Jesus said to follow him, not to worship him

This is the 2nd of three posts about the assertions of metaphysical Christianity: We are born in bondedness, not sin; Jesus said to follow him, not to worship him; We are saved by transformation, not by confession.

Eric Butterworth and many other notable writers have reflected on how the movement started by Jesus quickly became a monument to Jesus (clip 162). In Unity we often say that we follow the teachings of Jesus, not the teachings about Jesus. In other words we have put Jesus on a pedestal in a way that makes his teachings and journey no longer available to human beings.

Metaphysical Christianity and Unity, as its most recent expression, teaches practical Christianity. That is to say we practice what we preach, or more accurately, we practice what Jesus preached. And what he preached was that we should follow him.

The biblical support for following Jesus and his words are rich and deep. We are all familiar with Jesus’ statement that those who love him will do as he does and that we shall do not only what he does but more, greater things. We don’t need any more elaboration about what are beyond doubt this great instruction by Jesus.

Rather, I wish to support the claim that we are to follow Jesus by pointing out one very obvious message in the Gospels that is all too often overlooked. That message is embedded in the four Gospel accounts of the last supper, particularly in how the account of John differs from the accounts of Matthew, Mark and Luke.

What happened at the last supper is the central ritual in all Christian traditions. Three of the four Gospels say Jesus said “take, eat, this is my body.” What that means may be interpreted many ways; it may be an actual sacrifice or it may be, in Jesus’ words “in rememberance of me.”

It is nearly impossible to overstate the importance of these words to the spiritual life of all Christians. No matter what our belief system may be, it must accommodate these words of Jesus in some meaningful way in order to claim that our beliefs are Christian. For those in Unity, know that Unity published an excellent article in January 1925 about these words of Jesus and how we might appropriate them.
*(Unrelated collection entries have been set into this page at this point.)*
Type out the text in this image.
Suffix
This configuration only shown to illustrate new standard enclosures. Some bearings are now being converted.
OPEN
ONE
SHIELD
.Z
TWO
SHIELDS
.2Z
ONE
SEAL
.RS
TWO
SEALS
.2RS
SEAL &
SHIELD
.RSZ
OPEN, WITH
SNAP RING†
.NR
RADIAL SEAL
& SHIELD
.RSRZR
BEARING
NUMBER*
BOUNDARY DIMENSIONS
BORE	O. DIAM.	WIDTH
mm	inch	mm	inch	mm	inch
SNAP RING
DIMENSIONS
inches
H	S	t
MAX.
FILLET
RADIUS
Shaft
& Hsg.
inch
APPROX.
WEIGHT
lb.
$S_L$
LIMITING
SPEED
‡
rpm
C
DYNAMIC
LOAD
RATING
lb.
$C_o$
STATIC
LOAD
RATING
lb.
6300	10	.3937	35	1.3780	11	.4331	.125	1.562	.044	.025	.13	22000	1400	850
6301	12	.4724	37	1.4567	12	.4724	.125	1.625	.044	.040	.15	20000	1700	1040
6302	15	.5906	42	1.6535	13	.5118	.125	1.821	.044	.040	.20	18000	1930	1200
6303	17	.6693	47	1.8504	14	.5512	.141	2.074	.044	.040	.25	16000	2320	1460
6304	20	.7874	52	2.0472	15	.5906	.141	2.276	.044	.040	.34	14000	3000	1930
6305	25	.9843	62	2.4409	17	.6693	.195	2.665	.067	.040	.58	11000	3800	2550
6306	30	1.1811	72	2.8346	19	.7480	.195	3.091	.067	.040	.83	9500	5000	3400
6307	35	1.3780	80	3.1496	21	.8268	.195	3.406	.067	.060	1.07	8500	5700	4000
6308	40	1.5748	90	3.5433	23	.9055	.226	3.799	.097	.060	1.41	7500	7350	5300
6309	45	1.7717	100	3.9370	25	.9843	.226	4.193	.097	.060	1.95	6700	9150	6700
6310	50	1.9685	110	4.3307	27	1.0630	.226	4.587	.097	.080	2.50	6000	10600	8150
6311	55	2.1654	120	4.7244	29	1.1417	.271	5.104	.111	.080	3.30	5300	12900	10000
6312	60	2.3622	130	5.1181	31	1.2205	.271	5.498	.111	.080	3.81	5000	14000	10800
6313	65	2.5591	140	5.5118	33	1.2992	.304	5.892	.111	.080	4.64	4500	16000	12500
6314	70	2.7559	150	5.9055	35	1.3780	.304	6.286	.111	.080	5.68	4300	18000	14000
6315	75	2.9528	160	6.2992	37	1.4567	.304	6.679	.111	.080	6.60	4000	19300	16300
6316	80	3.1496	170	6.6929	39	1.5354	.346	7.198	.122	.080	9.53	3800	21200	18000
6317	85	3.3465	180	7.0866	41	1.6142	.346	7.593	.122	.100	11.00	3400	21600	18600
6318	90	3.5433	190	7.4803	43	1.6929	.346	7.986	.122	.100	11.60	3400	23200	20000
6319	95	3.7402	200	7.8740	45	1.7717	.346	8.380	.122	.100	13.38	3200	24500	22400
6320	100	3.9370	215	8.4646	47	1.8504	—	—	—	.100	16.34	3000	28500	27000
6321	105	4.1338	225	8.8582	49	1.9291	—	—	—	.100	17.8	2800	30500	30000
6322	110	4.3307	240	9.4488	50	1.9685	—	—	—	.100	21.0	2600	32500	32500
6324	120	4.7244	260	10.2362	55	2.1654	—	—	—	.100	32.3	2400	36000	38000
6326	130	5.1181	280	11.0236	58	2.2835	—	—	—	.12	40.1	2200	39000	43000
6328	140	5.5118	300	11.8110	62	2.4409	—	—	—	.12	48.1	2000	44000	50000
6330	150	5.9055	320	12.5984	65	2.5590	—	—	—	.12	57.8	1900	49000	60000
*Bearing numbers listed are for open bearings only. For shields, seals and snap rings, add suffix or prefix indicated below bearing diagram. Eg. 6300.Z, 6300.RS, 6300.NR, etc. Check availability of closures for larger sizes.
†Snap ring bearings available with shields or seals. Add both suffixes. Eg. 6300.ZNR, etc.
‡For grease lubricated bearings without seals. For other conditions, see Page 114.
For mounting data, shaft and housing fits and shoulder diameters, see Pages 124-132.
However the fourth Gospel, that of John, has an entirely different story about what happened at the last supper. Two things happened that are indisputably central to what it means to be a disciple of Jesus Christ, according to John. First, Jesus washed the feet of his disciples. Second, he said that we should do as he had done.

I am not going to elaborate on what it means to wash the feet of one's fellow human beings. My personal sense is that the teachings of Martin Buber about "I and Thou" and the teachings of the Arbinger Institute, about seeing others as people instead of seeing others as objects, are as close we we will get today in a postmodern society. How you wash the feet of others is between you and God.

But I will stress that Jesus’ instruction that we should do as he has done is as central to the Christian faith as is the instruction of “take, eat, this is my body”. We cannot really understand the Christian path until we look at these two seemingly different commands of Jesus at the last supper. What we will find is that, spiritually, they are the same. That is the claim of metaphysical Christianity.